Внизу у буржуйки вполголоса поют офицеры. Равномерное покачивание, неожиданный досуг настраивают на элегический лад.
Горелов молчит, курит, разгоняя рукой сизоватые клубы. Но разве разгонишь? Наверх, к потолку, тянется плотное облако дыма.
— Если не о бое, не о бригаде, то о дочке, — признается Горелов. — Как бы ни умаялся, прежде чем уснуть, должен о ней подумать… Не вернусь, что с ней тогда? Кто человеком сделает? Бабка стара, на мать надежда невелика. Школа?.. Э, что школа без родителей? После войны, кажется, по-новому бы жить начал и дочке многое бы открыл…
Горелов замолкает, уставившись в поглощающую дым оконную щель, слушает песню.
Сейчас так, наверно, в каждой теплушке… Исступленный ритм нарушен.
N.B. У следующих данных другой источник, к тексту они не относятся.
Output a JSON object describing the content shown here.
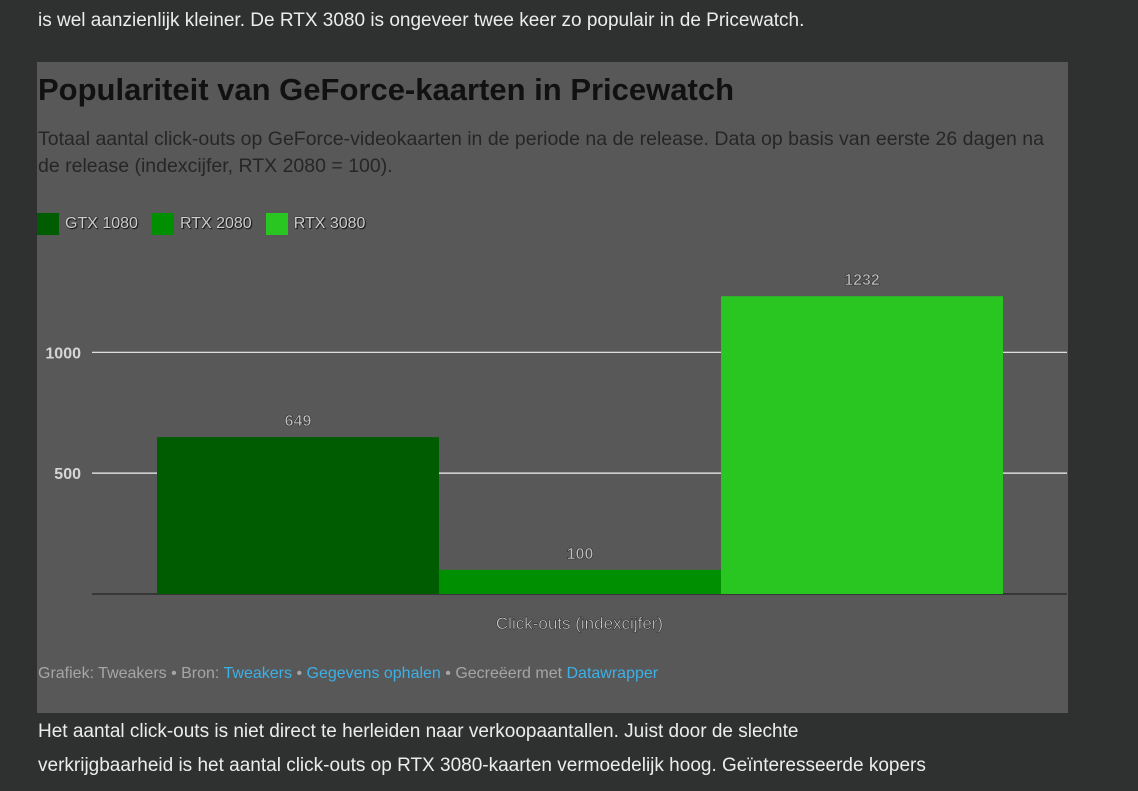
{
  "article": {
    "para_top": "is wel aanzienlijk kleiner. De RTX 3080 is ongeveer twee keer zo populair in de Pricewatch.",
    "para_bottom_line1": "Het aantal click-outs is niet direct te herleiden naar verkoopaantallen. Juist door de slechte",
    "para_bottom_line2": "verkrijgbaarheid is het aantal click-outs op RTX 3080-kaarten vermoedelijk hoog. Geïnteresseerde kopers"
  },
  "colors": {
    "page_bg": "#2f3030",
    "card_bg": "#585858",
    "link": "#3db0e6",
    "gtx_1080": "#005c00",
    "rtx_2080": "#008f00",
    "rtx_3080": "#29c622"
  },
  "chart_data": {
    "type": "bar",
    "title": "Populariteit van GeForce-kaarten in Pricewatch",
    "subtitle": "Totaal aantal click-outs op GeForce-videokaarten in de periode na de release. Data op basis van eerste 26 dagen na de release (indexcijfer, RTX 2080 = 100).",
    "categories": [
      "Click-outs (indexcijfer)"
    ],
    "xlabel": "Click-outs (indexcijfer)",
    "ylabel": "",
    "ylim": [
      0,
      1232
    ],
    "yticks": [
      500,
      1000
    ],
    "grid": true,
    "legend_position": "top-left",
    "series": [
      {
        "name": "GTX 1080",
        "values": [
          649
        ],
        "color": "#005c00"
      },
      {
        "name": "RTX 2080",
        "values": [
          100
        ],
        "color": "#008f00"
      },
      {
        "name": "RTX 3080",
        "values": [
          1232
        ],
        "color": "#29c622"
      }
    ]
  },
  "footer": {
    "prefix": "Grafiek: Tweakers • Bron: ",
    "source_link": "Tweakers",
    "sep1": " • ",
    "data_link": "Gegevens ophalen",
    "sep2": " • Gecreëerd met ",
    "tool_link": "Datawrapper"
  }
}
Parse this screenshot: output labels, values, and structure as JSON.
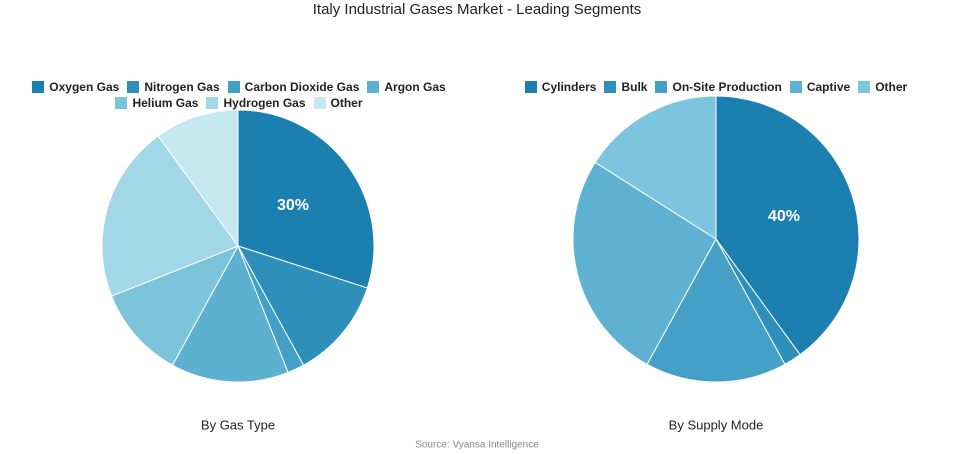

Непонятный покой, с неба свалившийся отдых. Всякий знает: эта благодать не надолго. Через сутки-другие опять фронтовая страда. А на душе скопилось столько! Разве выскажешь? Лишь песня, да обрывки разговора, да опять песня…
Чем дальше на юг, тем медленнее движение. И наконец — стоп! Паровоз отцеплен. Но что-то нет обычного толчка. Новый не подошел.
Чей-то крик в приоткрытую дверь:
— Касторная!
О, сколько же ты испытала за эти месяцы, Касторная — неприметная станция между Курском и Воронежем!
Остатками зимних боев, докуда хватает глаз, торчат из-под снега крылья автомашин, стволы пушек, танковые башни, самолетные хвосты. Воронки вдоль путей, обгоревшие скелеты вагонов, кирпичные развалины пристанционного домика — это следы недавних бомбежек.